Two weeks ago I was at the first Dutch SqlZaterdag which is the Dutch version of SQLBits or SqlSaturday. It was a great day and almost 200 people showed up. I’m sure there will be another SqlZaterdag.
This post is a reply to the session from @andrekamman and Henk van der Valk who has put the presentation online. In their session there was a question: What is the fastest way to count the words in a string? The correct answer according to Andre and Henk was:
select LEN(@s) - LEN(replace(@s, ' ', ''))+1;
Which indeed does the trick. If @s is “To be or not to be, that is the question.” it will return 10. But what if someone didn’t put a space after the colon or put two spaces. A typo is easily made. To test it I used this script:
declare @start datetime2 = SYSDATETIME();
declare @end datetime2;
declare @s varchar(100);
declare @s1 varchar(100);
declare @s2 varchar(100);
set @s = 'To be or not to be, that is the question.';
set @s1 = 'To be or not te be,that is the question.';
set @s2 = 'To be or not to be, that is the question.';
select LEN(@s) - LEN(replace(@s, ' ', ''))+1;
select LEN(@s1) - LEN(replace(@s1, ' ', ''))+1;
select LEN(@s2) - LEN(replace(@s2, ' ', ''))+1;
set @end = SYSDATETIME();
select @start;
select @end;
select DATEDIFF(MICROSECOND, @start, @end);
The first time it takes a wile to run but the second time it will run much faster. The problem is that this will return three different outcomes, 10,9 and 11. So, yes it maybe the fastest way to count words in a string but not the most precise. But then again, if that’s not what you’re after, this is it.
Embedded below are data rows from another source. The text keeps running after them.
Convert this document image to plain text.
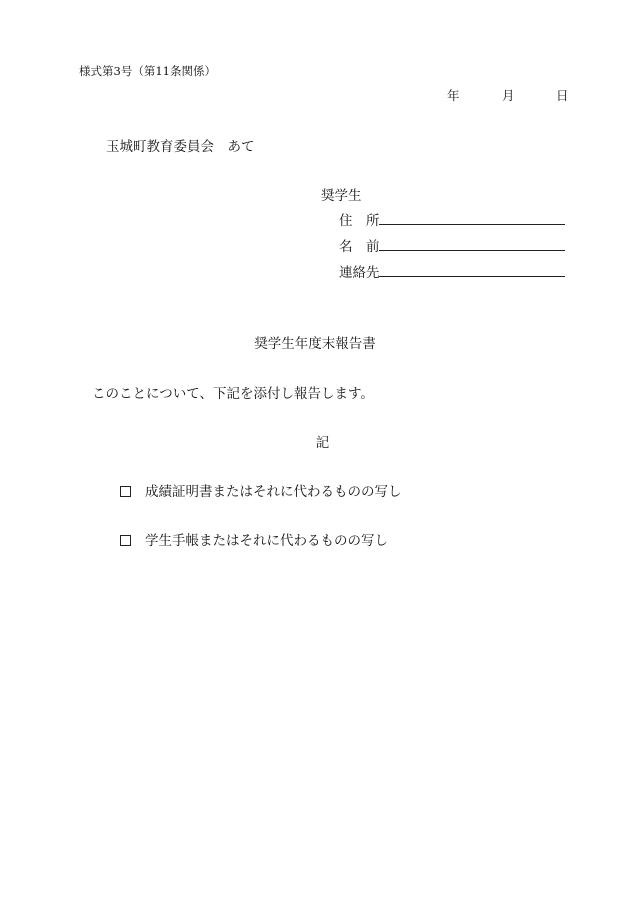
様式第3号（第11条関係）
年	月	日
玉城町教育委員会　あて
奨学生
住　所
名　前
連絡先
奨学生年度末報告書
このことについて、下記を添付し報告します。
記
成績証明書またはそれに代わるものの写し
学生手帳またはそれに代わるものの写し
If you would ask a developer for a solution he/she will say Regular Expressions. So, how do we get these in T-SQL. Yes, by using a CLR function.
Fire up Visual Studio 2008 and create a new Database – SQL Server Project. Give it a name, in my case I named it CountWords. Select your project and choose Add – User-Defined Function
Name the function RegExCount and replace the contents with this code.
using System;
using System.Text;
using System.Text.RegularExpressions;
using System.Data;
using System.Data.SqlClient;
using System.Data.SqlTypes;
using Microsoft.SqlServer.Server;
public partial class UserDefinedFunctions
{
[Microsoft.SqlServer.Server.SqlFunction]
public static SqlInt32 RegExCount(string pattern, string message)
{
Regex r = new Regex(pattern, RegexOptions.IgnoreCase);
int i = r.Matches(message).Count;
return new SqlInt32(i);
}
};
This CLR function will accept a pattern and a search string. It will then count the occurrences of the pattern in the string and return it. Great thing about Visual Studio is that you can deploy this function directly on your SQL Server. So click Build and then Deploy to get the DLL inside your database. Or do it the proper way, build it and use CREATE ASSEMBLY to add it to a database.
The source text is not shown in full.